Thursday, May 27, 2010

The big reveal

I finally got the recliner back together. We were hampered by sickness, or this project would have been completed much sooner.

First of all, the couch before (remember my $50 DI find?):


Thanks to Kerry Lynn for all the help with recovering the lovely couch:


I still need to stain the frame, but it looks pretty great. I also need to get a family picture print to hang above the couch. I love the finished product though. The pillows were a gift from Kerry Lynn for Mother’s Day.


Next is the baby rocking chair. I got it at DI for $10. The springs were out of place, but I just took it apart, put the springs back, and it’s good as new. This is how it was before:


And after:


Now the $17 Craig’s List 1975 recliner (the manufacturing slip was still inside it. It left Detroit in March 1975). Here it is in it’s glory:


And the 12 hour redo thanks especially to Bethany for her 12 hours of stapling and to Keli for the use of her compressor and stapler which saved us many a blister.


Isn’t it great? Here are a few more pictures:




A little bit of the process: and


The worst part was taking it apart. I guess in 1975 things were made to last, because it took me and Gene across the street about 3 hours to take it apart. (Have I talked about Gene? He’s a retired guy across the street who works in his garage on wood projects about all day. He’s also an electrician. He’s very useful and he likes me a lot, so he helps us out a lot.)

I removed very little of the upholstery. I just covered the existing stuff right up. We folded most of the edges under to  make it stronger and avoid fraying.


To get into the back to do tufting I literally sliced the back of the chair open with a razor blade:


The tufting was interesting. I learned that you really do need upholstery needles, waxed thread, and most important to put a button on the back too, or the thread will just pull right through the cushion.

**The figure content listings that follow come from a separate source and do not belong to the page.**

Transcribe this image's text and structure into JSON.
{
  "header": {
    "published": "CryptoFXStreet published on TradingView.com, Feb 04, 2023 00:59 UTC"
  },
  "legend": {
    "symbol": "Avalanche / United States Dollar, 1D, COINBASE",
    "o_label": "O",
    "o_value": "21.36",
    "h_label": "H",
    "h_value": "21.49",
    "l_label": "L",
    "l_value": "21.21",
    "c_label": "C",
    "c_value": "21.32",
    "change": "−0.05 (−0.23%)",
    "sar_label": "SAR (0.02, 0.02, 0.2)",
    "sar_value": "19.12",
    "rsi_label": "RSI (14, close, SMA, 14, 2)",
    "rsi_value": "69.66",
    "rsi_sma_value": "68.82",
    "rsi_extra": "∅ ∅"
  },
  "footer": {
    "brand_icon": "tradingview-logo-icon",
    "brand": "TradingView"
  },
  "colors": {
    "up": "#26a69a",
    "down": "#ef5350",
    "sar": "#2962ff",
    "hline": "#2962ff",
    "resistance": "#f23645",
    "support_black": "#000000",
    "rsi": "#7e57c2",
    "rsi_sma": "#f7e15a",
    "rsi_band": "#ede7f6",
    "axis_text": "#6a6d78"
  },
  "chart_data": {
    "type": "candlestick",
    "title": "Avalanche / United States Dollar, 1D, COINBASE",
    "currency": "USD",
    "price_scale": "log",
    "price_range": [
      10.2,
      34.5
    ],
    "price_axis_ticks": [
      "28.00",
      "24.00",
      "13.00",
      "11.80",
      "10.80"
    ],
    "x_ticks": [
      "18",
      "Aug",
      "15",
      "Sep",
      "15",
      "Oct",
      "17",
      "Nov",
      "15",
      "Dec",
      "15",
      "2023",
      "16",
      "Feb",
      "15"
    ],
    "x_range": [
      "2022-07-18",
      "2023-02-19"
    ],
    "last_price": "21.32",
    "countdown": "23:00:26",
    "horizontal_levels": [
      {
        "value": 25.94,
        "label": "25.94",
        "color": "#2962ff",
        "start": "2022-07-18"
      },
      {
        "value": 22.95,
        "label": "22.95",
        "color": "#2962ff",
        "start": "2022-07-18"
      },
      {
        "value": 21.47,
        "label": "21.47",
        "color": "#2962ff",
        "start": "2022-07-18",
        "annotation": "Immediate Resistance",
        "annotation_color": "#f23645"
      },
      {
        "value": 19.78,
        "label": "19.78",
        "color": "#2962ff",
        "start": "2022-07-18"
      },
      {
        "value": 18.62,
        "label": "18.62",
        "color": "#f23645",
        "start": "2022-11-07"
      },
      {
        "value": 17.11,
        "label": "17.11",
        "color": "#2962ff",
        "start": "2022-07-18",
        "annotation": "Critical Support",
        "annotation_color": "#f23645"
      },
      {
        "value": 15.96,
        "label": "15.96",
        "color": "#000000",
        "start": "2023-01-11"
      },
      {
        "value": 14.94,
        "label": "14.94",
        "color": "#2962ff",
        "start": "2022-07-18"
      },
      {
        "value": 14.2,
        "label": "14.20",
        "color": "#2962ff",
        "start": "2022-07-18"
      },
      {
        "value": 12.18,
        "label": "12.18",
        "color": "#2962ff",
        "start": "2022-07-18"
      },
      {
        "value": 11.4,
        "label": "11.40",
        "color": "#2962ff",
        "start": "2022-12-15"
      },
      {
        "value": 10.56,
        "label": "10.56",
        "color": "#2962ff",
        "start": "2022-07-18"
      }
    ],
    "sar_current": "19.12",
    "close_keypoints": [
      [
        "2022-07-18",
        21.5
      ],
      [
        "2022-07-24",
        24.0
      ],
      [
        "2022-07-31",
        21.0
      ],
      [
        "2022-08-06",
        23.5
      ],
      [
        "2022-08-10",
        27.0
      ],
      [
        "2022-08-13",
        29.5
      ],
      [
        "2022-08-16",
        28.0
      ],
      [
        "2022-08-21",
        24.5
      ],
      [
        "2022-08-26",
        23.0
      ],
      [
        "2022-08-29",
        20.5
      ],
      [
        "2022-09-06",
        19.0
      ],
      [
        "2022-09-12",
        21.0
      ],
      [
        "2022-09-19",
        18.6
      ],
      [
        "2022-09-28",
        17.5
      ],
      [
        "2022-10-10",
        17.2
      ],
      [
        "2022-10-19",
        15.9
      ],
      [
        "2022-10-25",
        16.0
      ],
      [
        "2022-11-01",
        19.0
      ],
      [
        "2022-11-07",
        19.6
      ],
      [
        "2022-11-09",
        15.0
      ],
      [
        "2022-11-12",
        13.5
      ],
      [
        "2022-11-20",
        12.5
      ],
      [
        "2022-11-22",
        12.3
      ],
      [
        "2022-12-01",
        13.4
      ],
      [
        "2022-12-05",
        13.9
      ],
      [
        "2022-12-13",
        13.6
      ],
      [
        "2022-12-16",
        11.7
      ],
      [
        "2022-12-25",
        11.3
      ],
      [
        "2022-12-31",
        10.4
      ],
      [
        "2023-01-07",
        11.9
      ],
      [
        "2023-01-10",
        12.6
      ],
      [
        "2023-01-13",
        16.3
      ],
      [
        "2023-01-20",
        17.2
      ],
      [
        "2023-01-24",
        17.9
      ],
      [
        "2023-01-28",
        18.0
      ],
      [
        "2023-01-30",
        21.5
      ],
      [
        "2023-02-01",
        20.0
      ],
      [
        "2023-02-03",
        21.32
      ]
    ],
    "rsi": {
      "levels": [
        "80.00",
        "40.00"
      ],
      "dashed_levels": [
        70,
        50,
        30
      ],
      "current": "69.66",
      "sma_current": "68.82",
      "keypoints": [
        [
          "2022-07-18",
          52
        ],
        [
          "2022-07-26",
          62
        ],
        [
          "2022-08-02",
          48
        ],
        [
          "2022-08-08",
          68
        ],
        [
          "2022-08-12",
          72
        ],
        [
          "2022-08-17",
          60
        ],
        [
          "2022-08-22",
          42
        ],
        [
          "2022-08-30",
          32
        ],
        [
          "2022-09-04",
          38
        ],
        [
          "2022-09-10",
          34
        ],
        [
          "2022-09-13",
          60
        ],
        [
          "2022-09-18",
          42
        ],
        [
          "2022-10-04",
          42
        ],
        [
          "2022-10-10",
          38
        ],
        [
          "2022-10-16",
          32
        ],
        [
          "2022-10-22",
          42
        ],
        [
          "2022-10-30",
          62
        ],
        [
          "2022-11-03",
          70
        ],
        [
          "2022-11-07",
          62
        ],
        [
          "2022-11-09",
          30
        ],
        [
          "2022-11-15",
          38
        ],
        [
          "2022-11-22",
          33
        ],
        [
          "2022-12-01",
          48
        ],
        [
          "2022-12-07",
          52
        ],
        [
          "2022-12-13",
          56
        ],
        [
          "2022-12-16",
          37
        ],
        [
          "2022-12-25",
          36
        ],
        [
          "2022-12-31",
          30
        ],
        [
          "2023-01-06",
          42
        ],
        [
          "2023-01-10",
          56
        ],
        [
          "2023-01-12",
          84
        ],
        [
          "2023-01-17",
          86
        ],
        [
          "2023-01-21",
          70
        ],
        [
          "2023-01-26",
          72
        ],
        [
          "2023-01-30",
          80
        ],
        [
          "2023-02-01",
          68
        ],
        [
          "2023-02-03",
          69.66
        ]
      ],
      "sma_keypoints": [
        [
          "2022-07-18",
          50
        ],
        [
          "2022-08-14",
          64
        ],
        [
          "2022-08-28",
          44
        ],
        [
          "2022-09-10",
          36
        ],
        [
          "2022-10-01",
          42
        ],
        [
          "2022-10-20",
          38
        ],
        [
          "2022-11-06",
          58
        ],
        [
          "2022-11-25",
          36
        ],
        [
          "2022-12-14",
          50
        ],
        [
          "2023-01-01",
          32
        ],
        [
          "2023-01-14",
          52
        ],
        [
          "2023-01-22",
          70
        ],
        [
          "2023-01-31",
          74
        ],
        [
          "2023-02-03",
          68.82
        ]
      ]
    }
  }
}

And here’s how I did the little rocking chair. I  put the pad in the fabric. I pulled the sides tight and pinned it all around except the bottom. Then I pinched it together on the outsides and traced where I thought the seam should be. Then I took the cushion out and sewed on the line. It worked perfectly. I shoved the cushion in and hand stitched the bottom. Easy as can be.


Thursday, May 20, 2010

Family History: I am doing it

I have been bitten by the bug. I started doing genealogy on Monday. Today is Thursday and I have stopped in the evenings only because Bethany has been kind enough to come over and help me re-upholster our recliner (which is looking FABULOUS. We’ve spent 8 hours so far and have 4-5 more to go. Thanks so much, Bethany). I even dreamed about genealogy last night. I even have gone to such lengths as to give my kids shovels and turn them loose on our dirt front yard while I sit researching on the porch.


Last night was somewhat of a victory. See this picture?

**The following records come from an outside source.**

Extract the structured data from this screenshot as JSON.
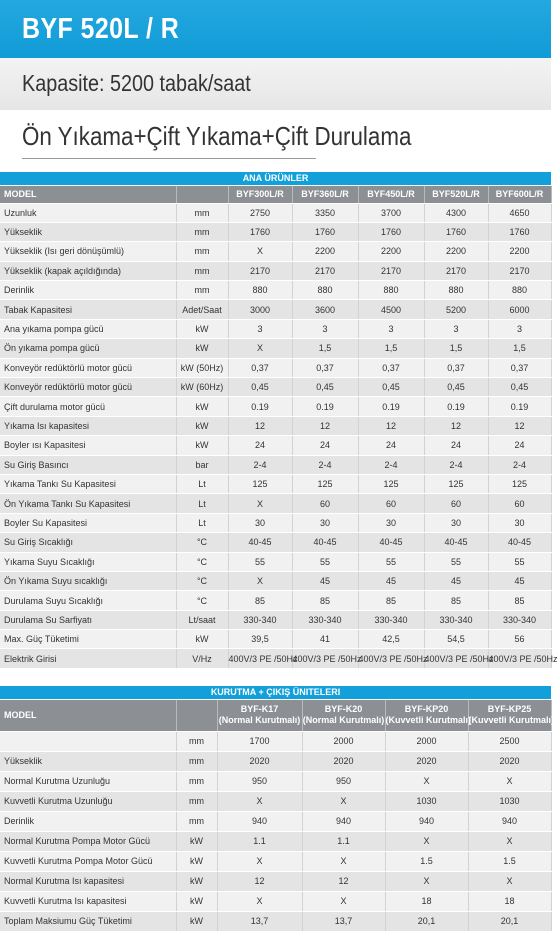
{
  "title": "BYF 520L / R",
  "capacity": "Kapasite: 5200 tabak/saat",
  "subtitle": "Ön Yıkama+Çift Yıkama+Çift Durulama",
  "table1": {
    "section": "ANA ÜRÜNLER",
    "model_label": "MODEL",
    "models": [
      "BYF300L/R",
      "BYF360L/R",
      "BYF450L/R",
      "BYF520L/R",
      "BYF600L/R"
    ],
    "rows": [
      {
        "label": "Uzunluk",
        "unit": "mm",
        "values": [
          "2750",
          "3350",
          "3700",
          "4300",
          "4650"
        ]
      },
      {
        "label": "Yükseklik",
        "unit": "mm",
        "values": [
          "1760",
          "1760",
          "1760",
          "1760",
          "1760"
        ]
      },
      {
        "label": "Yükseklik (Isı geri dönüşümlü)",
        "unit": "mm",
        "values": [
          "X",
          "2200",
          "2200",
          "2200",
          "2200"
        ]
      },
      {
        "label": "Yükseklik (kapak açıldığında)",
        "unit": "mm",
        "values": [
          "2170",
          "2170",
          "2170",
          "2170",
          "2170"
        ]
      },
      {
        "label": "Derinlik",
        "unit": "mm",
        "values": [
          "880",
          "880",
          "880",
          "880",
          "880"
        ]
      },
      {
        "label": "Tabak Kapasitesi",
        "unit": "Adet/Saat",
        "values": [
          "3000",
          "3600",
          "4500",
          "5200",
          "6000"
        ]
      },
      {
        "label": "Ana yıkama pompa gücü",
        "unit": "kW",
        "values": [
          "3",
          "3",
          "3",
          "3",
          "3"
        ]
      },
      {
        "label": "Ön yıkama pompa gücü",
        "unit": "kW",
        "values": [
          "X",
          "1,5",
          "1,5",
          "1,5",
          "1,5"
        ]
      },
      {
        "label": "Konveyör redüktörlü motor gücü",
        "unit": "kW (50Hz)",
        "values": [
          "0,37",
          "0,37",
          "0,37",
          "0,37",
          "0,37"
        ]
      },
      {
        "label": "Konveyör redüktörlü motor gücü",
        "unit": "kW (60Hz)",
        "values": [
          "0,45",
          "0,45",
          "0,45",
          "0,45",
          "0,45"
        ]
      },
      {
        "label": "Çift durulama motor gücü",
        "unit": "kW",
        "values": [
          "0.19",
          "0.19",
          "0.19",
          "0.19",
          "0.19"
        ]
      },
      {
        "label": "Yıkama Isı kapasitesi",
        "unit": "kW",
        "values": [
          "12",
          "12",
          "12",
          "12",
          "12"
        ]
      },
      {
        "label": "Boyler ısı Kapasitesi",
        "unit": "kW",
        "values": [
          "24",
          "24",
          "24",
          "24",
          "24"
        ]
      },
      {
        "label": "Su Giriş Basıncı",
        "unit": "bar",
        "values": [
          "2-4",
          "2-4",
          "2-4",
          "2-4",
          "2-4"
        ]
      },
      {
        "label": "Yıkama Tankı Su Kapasitesi",
        "unit": "Lt",
        "values": [
          "125",
          "125",
          "125",
          "125",
          "125"
        ]
      },
      {
        "label": "Ön Yıkama Tankı Su Kapasitesi",
        "unit": "Lt",
        "values": [
          "X",
          "60",
          "60",
          "60",
          "60"
        ]
      },
      {
        "label": "Boyler Su Kapasitesi",
        "unit": "Lt",
        "values": [
          "30",
          "30",
          "30",
          "30",
          "30"
        ]
      },
      {
        "label": "Su Giriş Sıcaklığı",
        "unit": "°C",
        "values": [
          "40-45",
          "40-45",
          "40-45",
          "40-45",
          "40-45"
        ]
      },
      {
        "label": "Yıkama Suyu Sıcaklığı",
        "unit": "°C",
        "values": [
          "55",
          "55",
          "55",
          "55",
          "55"
        ]
      },
      {
        "label": "Ön Yıkama Suyu sıcaklığı",
        "unit": "°C",
        "values": [
          "X",
          "45",
          "45",
          "45",
          "45"
        ]
      },
      {
        "label": "Durulama Suyu Sıcaklığı",
        "unit": "°C",
        "values": [
          "85",
          "85",
          "85",
          "85",
          "85"
        ]
      },
      {
        "label": "Durulama Su Sarfiyatı",
        "unit": "Lt/saat",
        "values": [
          "330-340",
          "330-340",
          "330-340",
          "330-340",
          "330-340"
        ]
      },
      {
        "label": "Max. Güç Tüketimi",
        "unit": "kW",
        "values": [
          "39,5",
          "41",
          "42,5",
          "54,5",
          "56"
        ]
      },
      {
        "label": "Elektrik Girisi",
        "unit": "V/Hz",
        "values": [
          "400V/3 PE /50Hz",
          "400V/3 PE /50Hz",
          "400V/3 PE /50Hz",
          "400V/3 PE /50Hz",
          "400V/3 PE /50Hz"
        ]
      }
    ]
  },
  "table2": {
    "section": "KURUTMA + ÇIKIŞ ÜNITELERI",
    "model_label": "MODEL",
    "models": [
      {
        "name": "BYF-K17",
        "type": "(Normal Kurutmalı)"
      },
      {
        "name": "BYF-K20",
        "type": "(Normal Kurutmalı)"
      },
      {
        "name": "BYF-KP20",
        "type": "(Kuvvetli Kurutmalı)"
      },
      {
        "name": "BYF-KP25",
        "type": "(Kuvvetli Kurutmalı)"
      }
    ],
    "rows": [
      {
        "label": "",
        "unit": "mm",
        "values": [
          "1700",
          "2000",
          "2000",
          "2500"
        ]
      },
      {
        "label": "Yükseklik",
        "unit": "mm",
        "values": [
          "2020",
          "2020",
          "2020",
          "2020"
        ]
      },
      {
        "label": "Normal Kurutma Uzunluğu",
        "unit": "mm",
        "values": [
          "950",
          "950",
          "X",
          "X"
        ]
      },
      {
        "label": "Kuvvetli Kurutma Uzunluğu",
        "unit": "mm",
        "values": [
          "X",
          "X",
          "1030",
          "1030"
        ]
      },
      {
        "label": "Derinlik",
        "unit": "mm",
        "values": [
          "940",
          "940",
          "940",
          "940"
        ]
      },
      {
        "label": "Normal Kurutma Pompa Motor Gücü",
        "unit": "kW",
        "values": [
          "1.1",
          "1.1",
          "X",
          "X"
        ]
      },
      {
        "label": "Kuvvetli Kurutma Pompa Motor Gücü",
        "unit": "kW",
        "values": [
          "X",
          "X",
          "1.5",
          "1.5"
        ]
      },
      {
        "label": "Normal Kurutma Isı kapasitesi",
        "unit": "kW",
        "values": [
          "12",
          "12",
          "X",
          "X"
        ]
      },
      {
        "label": "Kuvvetli Kurutma Isı kapasitesi",
        "unit": "kW",
        "values": [
          "X",
          "X",
          "18",
          "18"
        ]
      },
      {
        "label": "Toplam Maksiumu Güç Tüketimi",
        "unit": "kW",
        "values": [
          "13,7",
          "13,7",
          "20,1",
          "20,1"
        ]
      }
    ]
  }
}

On the right is my grandpa, Lester Holcomb, who was born in 1905. The boy on the left is Harold H Owen, also born in 1905. They are cousins, and Harold was a special friend to my grandpa. Grandpa was not raised a member of the church (his conversion story deserves it's own post), and only the work for the direct Holcomb line from father to father has been done (and boy, is it done! it’s all the way back to the 1300s.) This leaves a lot of work.

Anyway, last night I was able to find Harold H Owen and his family. Did you know that you can research your genealogy and then get it all ready to go to the temple from the comfort of your own home? allows you to find your family, see who hasn’t had work done, then reserve ordinances online? All I need to do is print out the names I have ready, take them to the temple, and they’ll print out the cards right there for you. It’s THAT easy! And I love it. I have at least a hundred ordinances ready with plans for a bunch more.

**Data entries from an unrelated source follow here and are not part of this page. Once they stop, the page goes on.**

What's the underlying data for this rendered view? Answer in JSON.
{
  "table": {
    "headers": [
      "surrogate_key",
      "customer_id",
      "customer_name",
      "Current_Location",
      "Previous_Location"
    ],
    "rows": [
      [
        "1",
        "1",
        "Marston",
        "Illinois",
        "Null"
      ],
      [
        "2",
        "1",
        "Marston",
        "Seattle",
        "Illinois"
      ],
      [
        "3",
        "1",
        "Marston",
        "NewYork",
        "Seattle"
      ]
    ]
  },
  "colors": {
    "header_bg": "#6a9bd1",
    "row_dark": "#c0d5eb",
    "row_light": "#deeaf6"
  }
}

So this has replaced my indexing obsession temporarily, but I think that’s okay. One thing is for certain, the spirit of Elijah is alive and well at our house!

Friday, May 7, 2010

I just ran across this quote and loved it:

"We cannot tell the precise moment when friendship is formed. As in filling a vessel drop by drop, there is at last a drop which makes it run over; so, in a series of kindnesses there is a last one which makes the heart run over. -Samuel Johnson

I love that. We've moved a lot. Some moves have been easy. Some have been hard---oh how my heart broke when we left our friend in Murray. When we moved here I knew it would be a place we could finally have roots. We plan on being here 5 years or so. Whenever job or family size makes our house not work for us. Already I'm sick any time I think about moving because we love it so much here.